Download or read book The Invention of Sustainability written by Paul Warde and published by Cambridge University Press. This book was released on 2018-07-12 with total page 421 pages. Available in PDF, EPUB and Kindle. Book excerpt: A groundbreaking study of how sustainability became a social and political problem, and how to think about it today.
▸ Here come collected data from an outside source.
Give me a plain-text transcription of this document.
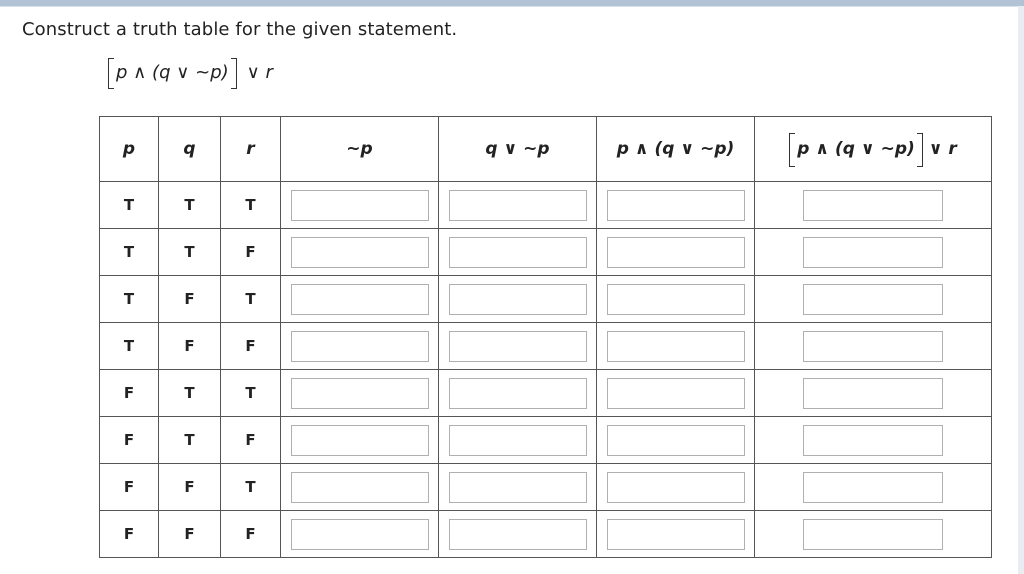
Construct a truth table for the given statement.
p ∧ (q ∨ ~p) ∨ r
p	q	r	~p	q ∨ ~p	p ∧ (q ∨ ~p)	p ∧ (q ∨ ~p) ∨ r
T	T	T	

T	T	F	

T	F	T	

T	F	F	

F	T	T	

F	T	F	

F	F	T	

F	F	F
Book The Beginning of Infinity

Download or read book The Beginning of Infinity written by David Deutsch and published by Penguin UK. This book was released on 2011-03-31 with total page 571 pages. Available in PDF, EPUB and Kindle. Book excerpt: 'Science has never had an advocate quite like David Deutsch ... A computational physicist on a par with his touchstones Alan Turing and Richard Feynman, and a philosopher in the line of his greatest hero, Karl Popper. His arguments are so clear that to read him is to experience the thrill of the highest level of discourse available on this planet and to understand it' Peter Forbes, Independent In our search for truth, how far have we advanced? This uniquely human quest for good explanations has driven amazing improvements in everything from scientific understanding and technology to politics, moral values and human welfare. But will progress end, either in catastrophe or completion - or will it continue infinitely? In this profound and seminal book, David Deutsch explores the furthest reaches of our current understanding, taking in the Infinity Hotel, supernovae and the nature of optimism, to instill in all of us a wonder at what we have achieved - and the fact that this is only the beginning of humanity's infinite possibility. 'This is Deutsch at his most ambitious, seeking to understand the implications of our scientific explanations of the world ... I enthusiastically recommend this rich, wide-ranging and elegantly written exposition of the unique insights of one of our most original intellectuals' Michael Berry, Times Higher Education Supplement 'Bold ... profound ... provocative and persuasive' Economist 'David Deutsch may well go down in history as one of the great scientists of our age' Scotsman

Book After Nature

    Book Details:
  • Author : Jedediah Purdy
  • Publisher : Harvard University Press
  • Release : 2015-09
  • ISBN : 0674368223
  • Pages : 337 pages

Download or read book After Nature written by Jedediah Purdy and published by Harvard University Press. This book was released on 2015-09 with total page 337 pages. Available in PDF, EPUB and Kindle. Book excerpt: An Artforum Best Book of the Year A Legal Theory Bookworm Book of the Year Nature no longer exists apart from humanity. Henceforth, the world we will inhabit is the one we have made. Geologists have called this new planetary epoch the Anthropocene, the Age of Humans. The geological strata we are now creating record industrial emissions, industrial-scale crop pollens, and the disappearance of species driven to extinction. Climate change is planetary engineering without design. These facts of the Anthropocene are scientific, but its shape and meaning are questions for politics—a politics that does not yet exist. After Nature develops a politics for this post-natural world. “After Nature argues that we will deserve the future only because it will be the one we made. We will live, or die, by our mistakes.” —Christine Smallwood, Harper’s “Dazzling...Purdy hopes that climate change might spur yet another change in how we think about the natural world, but he insists that such a shift will be inescapably political... For a relatively slim volume, this book distills an incredible amount of scholarship—about Americans’ changing attitudes toward the natural world, and about how those attitudes might change in the future.” —Ross Andersen, The Atlantic

Book The Earth Has a Soul

    Book Details:
  • Author : Carl G. Jung
  • Publisher : North Atlantic Books
  • Release : 2002-05-28
  • ISBN : 9781556433795
  • Pages : 252 pages

Download or read book The Earth Has a Soul written by Carl G. Jung and published by North Atlantic Books. This book was released on 2002-05-28 with total page 252 pages. Available in PDF, EPUB and Kindle. Book excerpt: While never losing sight of the rational, cultured mind, Jung speaks for the natural mind, source of the evolutionary experience and accumulated wisdom of our species. Through his own example, Jung shows how healing our own living connection with Nature contributes to the whole.